Visits from overseas seeking high level of skill

EAJ: I understand that you perform otoplasty with a high level of skill on patients with microtia who are born with small or defective auricles, and that patients from overseas sometimes come to you for treatment. What kind of treatment do you provide?

Dr. HIKOSAKA: Basically, plastic surgery is performed using the patient’s own costal cartilage. Treatment varies depending on the symptoms. In the first stage, a tissue expander (balloon-shaped silicone) is inserted and the skin is expanded over a period of about four months. In the second stage, rib cartilage is transplanted, and the patient is monitored over a period of about six months to ensure that the transplanted cartilage blends with the ear. Furthermore, in the third stage, auricular elevation and ear lobe formation are performed.

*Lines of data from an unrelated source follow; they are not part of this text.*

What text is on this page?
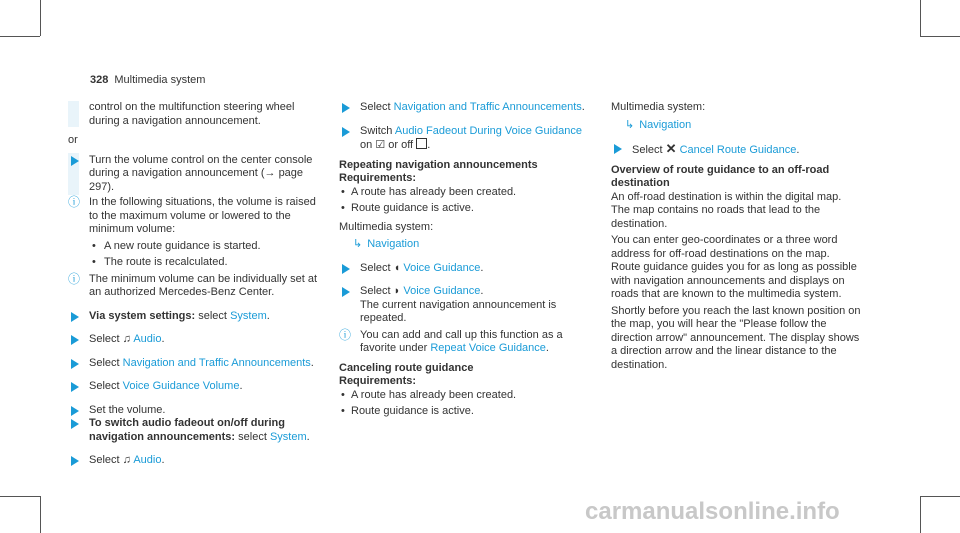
328 Multimedia system

control on the multifunction steering wheel during a navigation announcement.

or

Turn the volume control on the center console during a navigation announcement (→ page 297).

ⓘ In the following situations, the volume is raised to the maximum volume or lowered to the minimum volume:

• A new route guidance is started.

• The route is recalculated.

ⓘ The minimum volume can be individually set at an authorized Mercedes-Benz Center.

Via system settings: select System.

Select ♫ Audio.

Select Navigation and Traffic Announcements.

Select Voice Guidance Volume.

Set the volume.

To switch audio fadeout on/off during navigation announcements: select System.

Select ♫ Audio.

Select Navigation and Traffic Announcements.

Switch Audio Fadeout During Voice Guidance on ☑ or off .

Repeating navigation announcements

Requirements:

• A route has already been created.

• Route guidance is active.

Multimedia system:

↳ Navigation

Select ◖ Voice Guidance.

Select ◗ Voice Guidance.
The current navigation announcement is repeated.

ⓘ You can add and call up this function as a favorite under Repeat Voice Guidance.

Canceling route guidance

Requirements:

• A route has already been created.

• Route guidance is active.

Multimedia system:

↳ Navigation

Select ✕ Cancel Route Guidance.

Overview of route guidance to an off-road destination

An off-road destination is within the digital map. The map contains no roads that lead to the destination.

You can enter geo-coordinates or a three word address for off-road destinations on the map. Route guidance guides you for as long as possible with navigation announcements and displays on roads that are known to the multimedia system.

Shortly before you reach the last known position on the map, you will hear the "Please follow the direction arrow" announcement. The display shows a direction arrow and the linear distance to the destination.

carmanualsonline.info
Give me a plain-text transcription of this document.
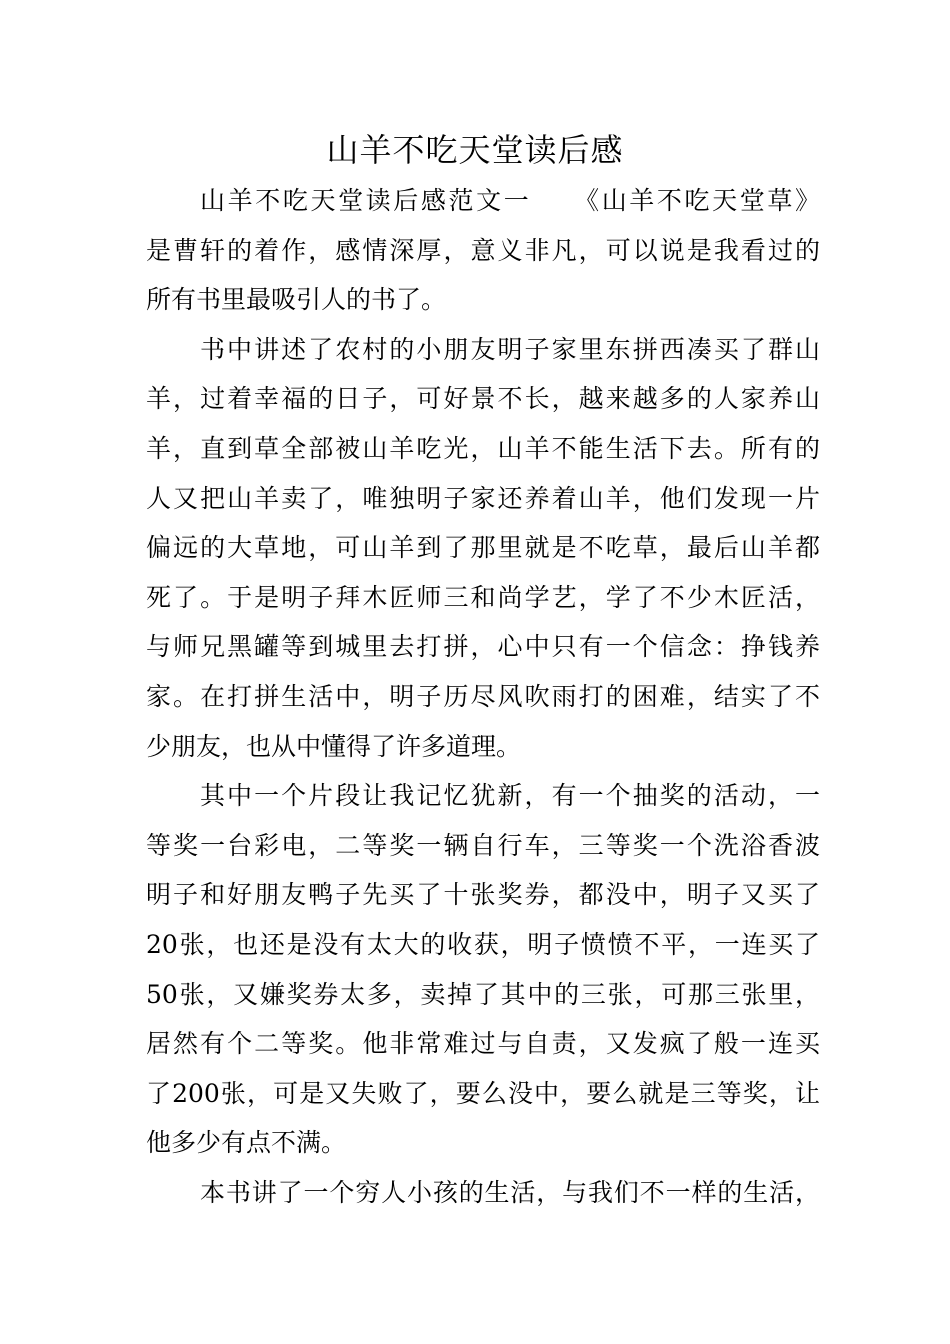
山羊不吃天堂读后感
山羊不吃天堂读后感范文一　　《山羊不吃天堂草》
是曹轩的着作，感情深厚，意义非凡，可以说是我看过的
所有书里最吸引人的书了。
书中讲述了农村的小朋友明子家里东拼西凑买了群山
羊，过着幸福的日子，可好景不长，越来越多的人家养山
羊，直到草全部被山羊吃光，山羊不能生活下去。所有的
人又把山羊卖了，唯独明子家还养着山羊，他们发现一片
偏远的大草地，可山羊到了那里就是不吃草，最后山羊都
死了。于是明子拜木匠师三和尚学艺，学了不少木匠活，
与师兄黑罐等到城里去打拼，心中只有一个信念：挣钱养
家。在打拼生活中，明子历尽风吹雨打的困难，结实了不
少朋友，也从中懂得了许多道理。
其中一个片段让我记忆犹新，有一个抽奖的活动，一
等奖一台彩电，二等奖一辆自行车，三等奖一个洗浴香波
明子和好朋友鸭子先买了十张奖券，都没中，明子又买了
20张，也还是没有太大的收获，明子愤愤不平，一连买了
50张，又嫌奖券太多，卖掉了其中的三张，可那三张里，
居然有个二等奖。他非常难过与自责，又发疯了般一连买
了200张，可是又失败了，要么没中，要么就是三等奖，让
他多少有点不满。
本书讲了一个穷人小孩的生活，与我们不一样的生活，
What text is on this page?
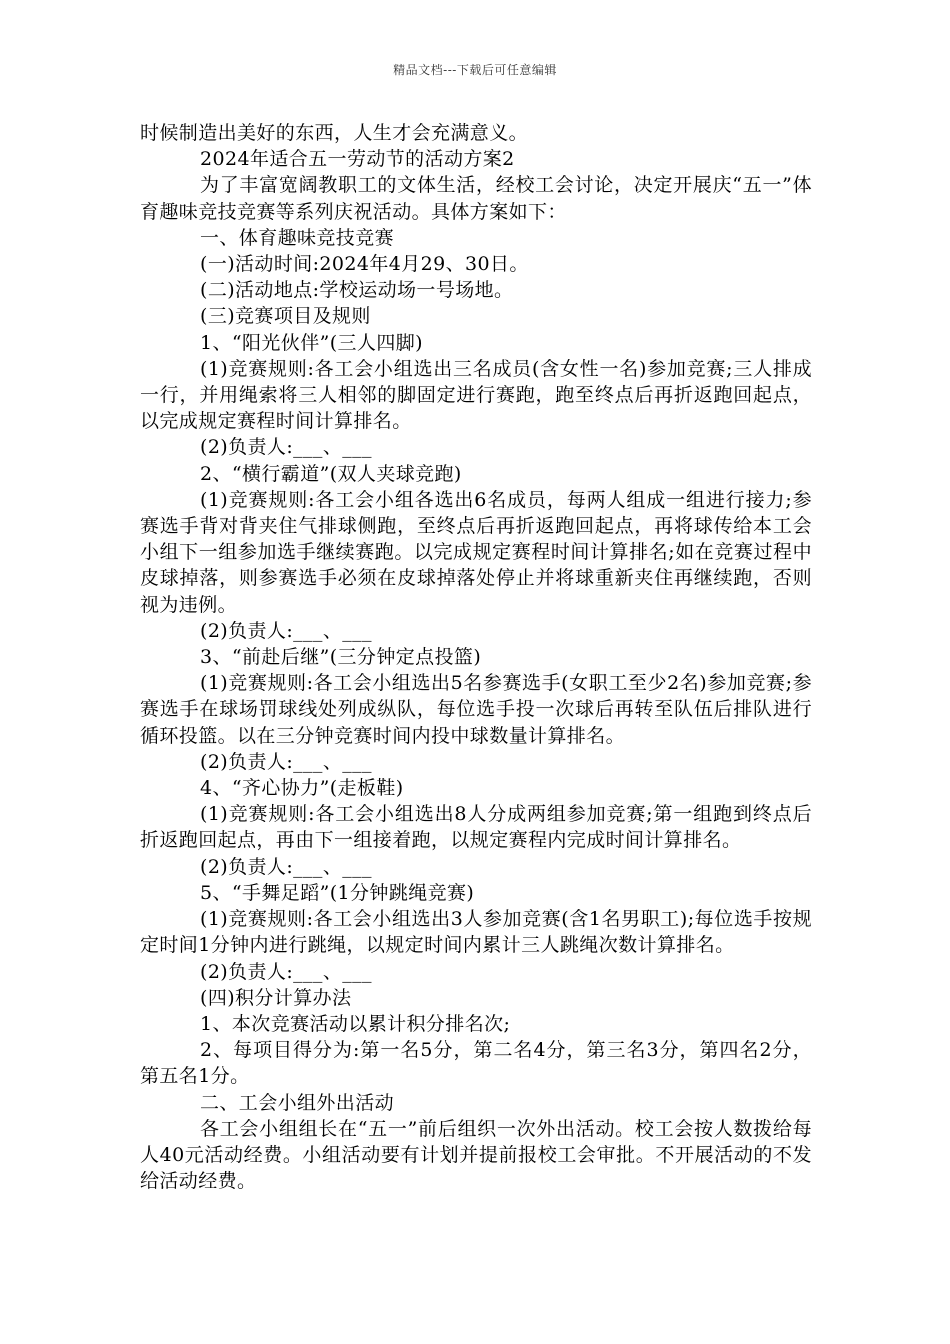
精品文档---下载后可任意编辑

时候制造出美好的东西，人生才会充满意义。

2024年适合五一劳动节的活动方案2

为了丰富宽阔教职工的文体生活，经校工会讨论，决定开展庆“五一”体育趣味竞技竞赛等系列庆祝活动。具体方案如下：

一、体育趣味竞技竞赛

(一)活动时间:2024年4月29、30日。

(二)活动地点:学校运动场一号场地。

(三)竞赛项目及规则

1、“阳光伙伴”(三人四脚)

(1)竞赛规则:各工会小组选出三名成员(含女性一名)参加竞赛;三人排成一行，并用绳索将三人相邻的脚固定进行赛跑，跑至终点后再折返跑回起点，以完成规定赛程时间计算排名。

(2)负责人:___、___

2、“横行霸道”(双人夹球竞跑)

(1)竞赛规则:各工会小组各选出6名成员，每两人组成一组进行接力;参赛选手背对背夹住气排球侧跑，至终点后再折返跑回起点，再将球传给本工会小组下一组参加选手继续赛跑。以完成规定赛程时间计算排名;如在竞赛过程中皮球掉落，则参赛选手必须在皮球掉落处停止并将球重新夹住再继续跑，否则视为违例。

(2)负责人:___、___

3、“前赴后继”(三分钟定点投篮)

(1)竞赛规则:各工会小组选出5名参赛选手(女职工至少2名)参加竞赛;参赛选手在球场罚球线处列成纵队，每位选手投一次球后再转至队伍后排队进行循环投篮。以在三分钟竞赛时间内投中球数量计算排名。

(2)负责人:___、___

4、“齐心协力”(走板鞋)

(1)竞赛规则:各工会小组选出8人分成两组参加竞赛;第一组跑到终点后折返跑回起点，再由下一组接着跑，以规定赛程内完成时间计算排名。

(2)负责人:___、___

5、“手舞足蹈”(1分钟跳绳竞赛)

(1)竞赛规则:各工会小组选出3人参加竞赛(含1名男职工);每位选手按规定时间1分钟内进行跳绳，以规定时间内累计三人跳绳次数计算排名。

(2)负责人:___、___

(四)积分计算办法

1、本次竞赛活动以累计积分排名次;

2、每项目得分为:第一名5分，第二名4分，第三名3分，第四名2分，第五名1分。

二、工会小组外出活动

各工会小组组长在“五一”前后组织一次外出活动。校工会按人数拨给每人40元活动经费。小组活动要有计划并提前报校工会审批。不开展活动的不发给活动经费。
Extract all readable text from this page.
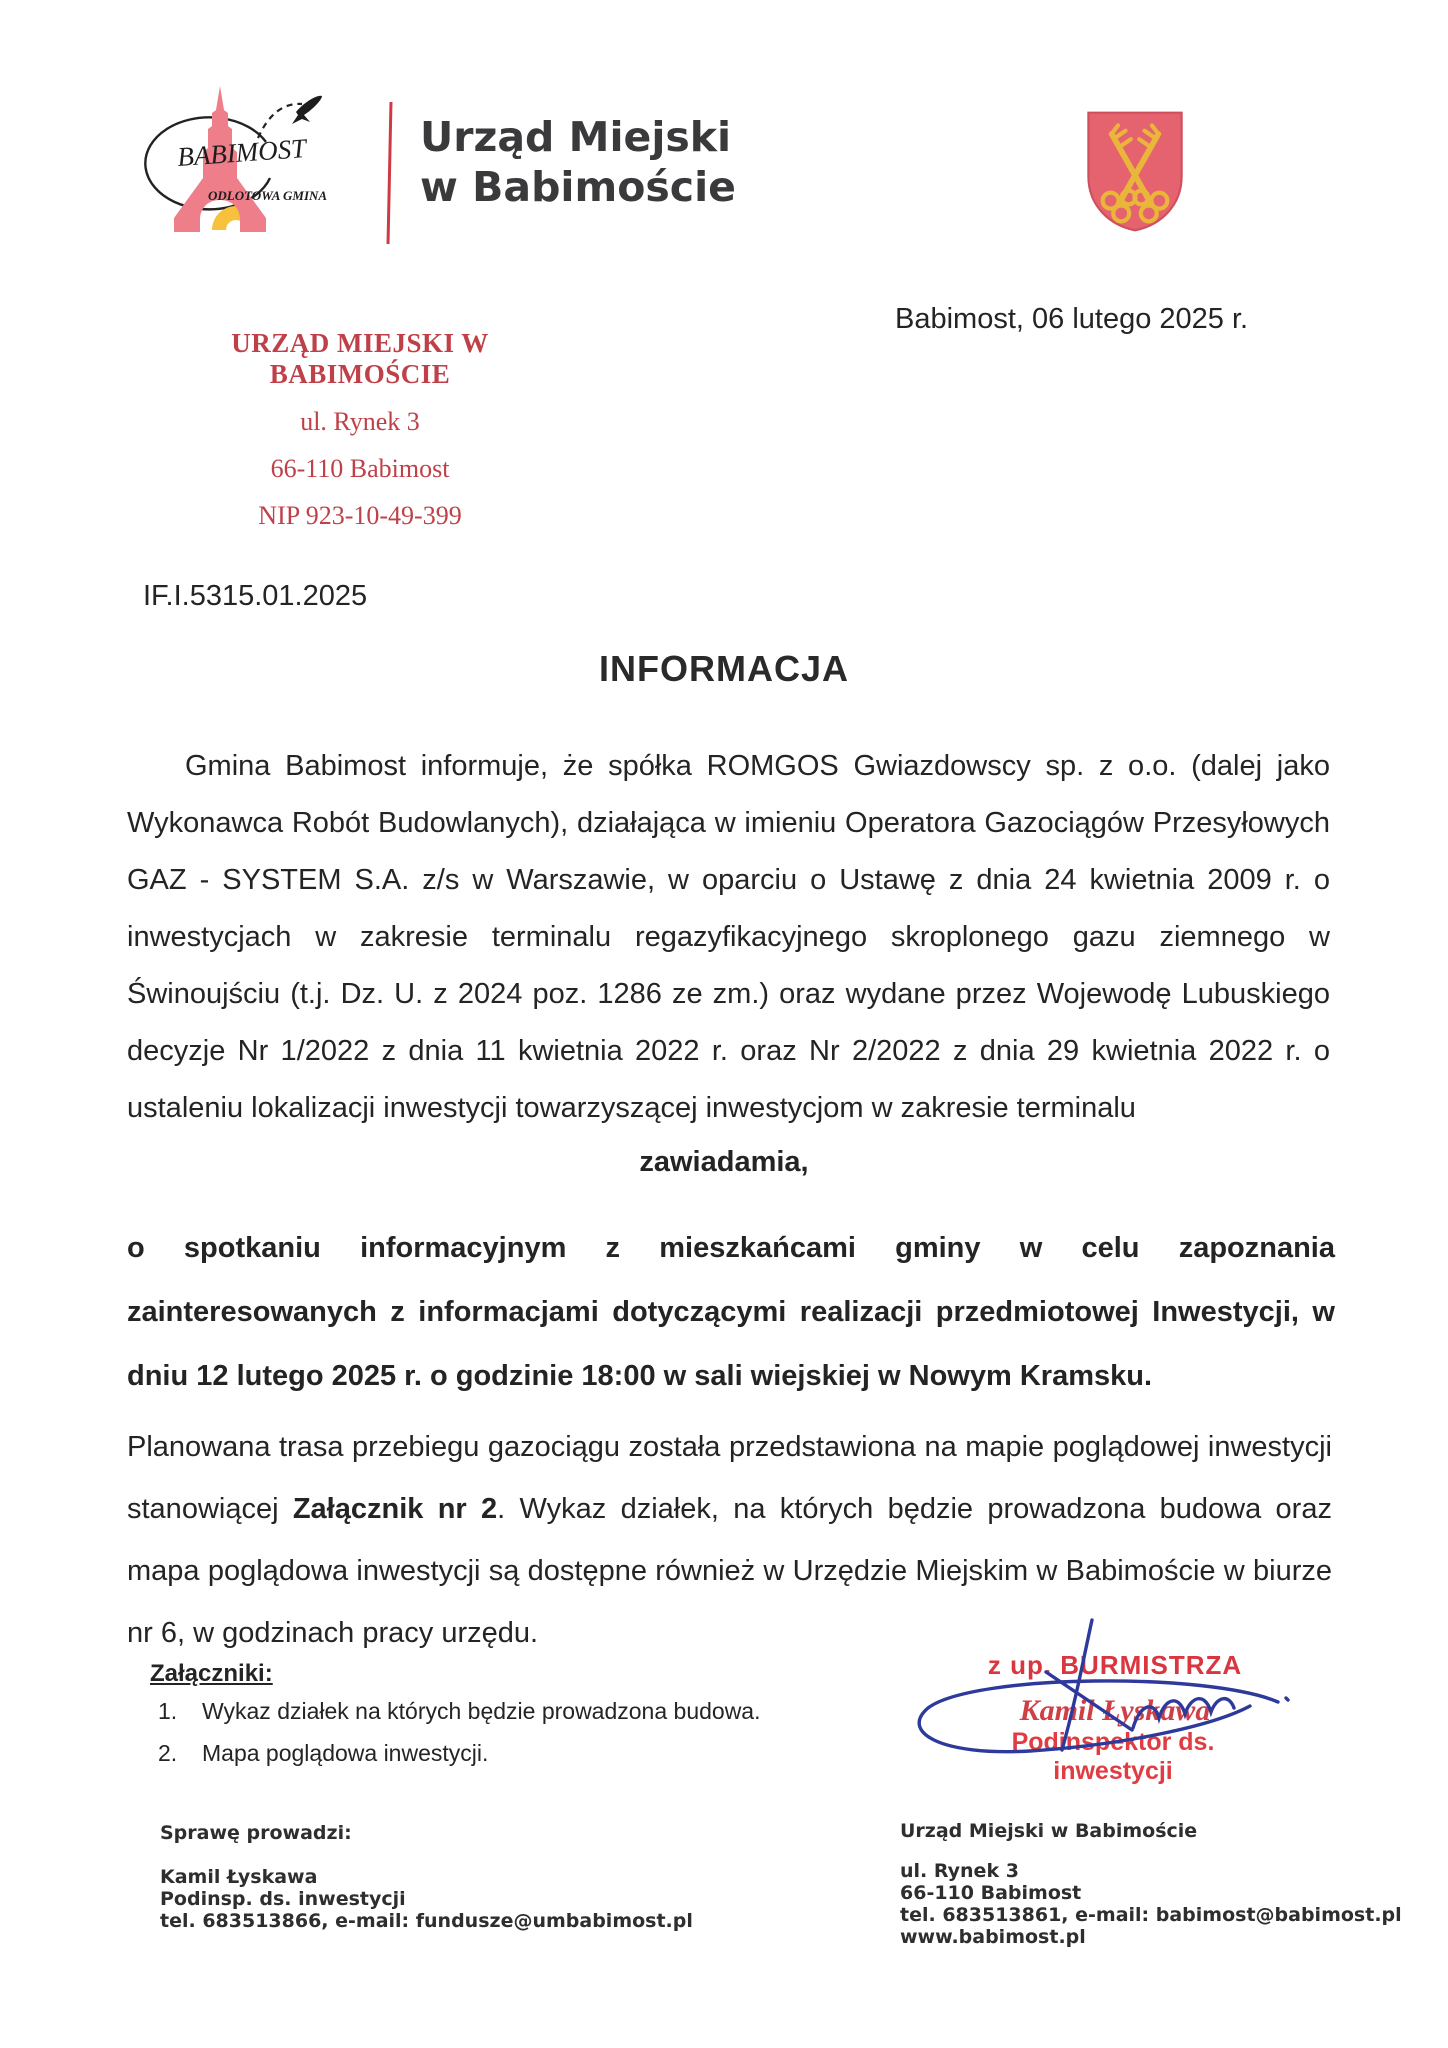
BABIMOST
ODLOTOWA GMINA
Urząd Miejski
w Babimoście
URZĄD MIEJSKI W BABIMOŚCIE
ul. Rynek 3
66-110 Babimost
NIP 923-10-49-399
Babimost, 06 lutego 2025 r.
IF.I.5315.01.2025
INFORMACJA
Gmina Babimost informuje, że spółka ROMGOS Gwiazdowscy sp. z o.o. (dalej jako Wykonawca Robót Budowlanych), działająca w imieniu Operatora Gazociągów Przesyłowych GAZ - SYSTEM S.A. z/s w Warszawie, w oparciu o Ustawę z dnia 24 kwietnia 2009 r. o inwestycjach w zakresie terminalu regazyfikacyjnego skroplonego gazu ziemnego w Świnoujściu (t.j. Dz. U. z 2024 poz. 1286 ze zm.) oraz wydane przez Wojewodę Lubuskiego decyzje Nr 1/2022 z dnia 11 kwietnia 2022 r. oraz Nr 2/2022 z dnia 29 kwietnia 2022 r. o ustaleniu lokalizacji inwestycji towarzyszącej inwestycjom w zakresie terminalu
zawiadamia,
o spotkaniu informacyjnym z mieszkańcami gminy w celu zapoznania zainteresowanych z informacjami dotyczącymi realizacji przedmiotowej Inwestycji, w dniu 12 lutego 2025 r. o godzinie 18:00 w sali wiejskiej w Nowym Kramsku.
Planowana trasa przebiegu gazociągu została przedstawiona na mapie poglądowej inwestycji stanowiącej Załącznik nr 2. Wykaz działek, na których będzie prowadzona budowa oraz mapa poglądowa inwestycji są dostępne również w Urzędzie Miejskim w Babimoście w biurze nr 6, w godzinach pracy urzędu.
Załączniki:
1. Wykaz działek na których będzie prowadzona budowa.
2. Mapa poglądowa inwestycji.
z up. BURMISTRZA
Kamil Łyskawa
Podinspektor ds. inwestycji
Sprawę prowadzi:
Kamil Łyskawa
Podinsp. ds. inwestycji
tel. 683513866, e-mail: fundusze@umbabimost.pl
Urząd Miejski w Babimoście
ul. Rynek 3
66-110 Babimost
tel. 683513861, e-mail: babimost@babimost.pl
www.babimost.pl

EAJ: Is there an appropriate time for treatment?

Dr. HIKOSAKA: Since the ear is said to reach 95% of its adult size at age 9, it can be used for life if it is formed around age 9 to be as large as the opposite ear (the one without the microtia). Costal cartilage is used to form the ears. After the age of 20, the cartilage becomes ossified and hardens, making surgery difficult. Therefore, we believe that treatment is recommended until the age of 17.

A case of a patient who underwent microtia surgery in his home country, came to Japan seeking further improvement, and was treated at NCCHD.(Left side: upon arrival in Japan, right side: after auricle formation)


Developing an original surgical technique that balances cosmetic and functional aspects

EAJ: I hear that you use a highly functional surgical method for macroglossia surgery.

Dr. HIKOSAKA: Macroglossia is a condition in which the tongue protrudes outside the lips when at rest, and symptoms include breathing, eating, speech, occlusion, and cosmetics. There are various methods for glossoplasty, but at NCCHD we perform an original surgical method called cruciate resection. It is technically more difficult than the conventional method of removing only the tip of the tongue because it is more complex, but its main feature is that it can ensure a higher level of function during speech while considering the child’s cosmetic features (sufficient reduction in size and thickness).

Message to patients

EAJ: Lastly, please give a message to patients and their families.

Dr. HIKOSAKA: Many diseases in the field of plastic surgery require long-term aftercare as the patient grows even after surgery. NCCHD is a general pediatric hospital that not only has an ICU, but also provides comprehensive interdisciplinary care on a daily basis. In addition to providing detailed medical care before and after surgery, we also provide care for both the child and the parents after the child is discharged from the hospital, starting around the age of 3, to support the child and their parents so that they can proactively engage in treatment and post-treatment life. All of our staff members are working meticulously to support your child’s growth as much as possible, so we appreciate everyone’s continued support.